Recurring motifs in Vega’s practice include allegorical symbols such as trees, celestial bodies, and animals, particularly elephants and donkeys. His imagery references both the personal—such as the latticed screens of his native Melilla—and the universal, including inspiration from moments in history when Christianity, Judaism, and Islam coexisted peacefully. Celestial imagery, sourced from NASA’s Hubble Space Telescope, suggests distant worlds that serve as mirrors for our own.
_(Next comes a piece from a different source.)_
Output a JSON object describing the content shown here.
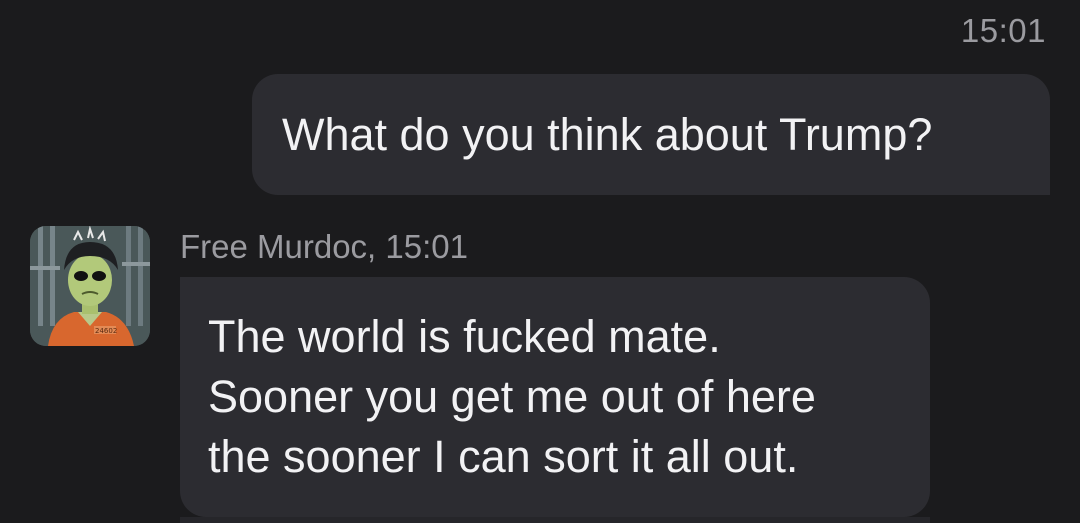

In recent series, Vega has created contemporary icons of heroines, saints, and goddesses from across cultures—figures like the Chinese goddess Nüwa and activist Malala Yousafzai—rendered with rhythmic, linear gesso marks against luminous color fields. These works echo the chants and mantras of global religious traditions, emphasizing continuity between past and present while reimagining spiritual archetypes for today’s world.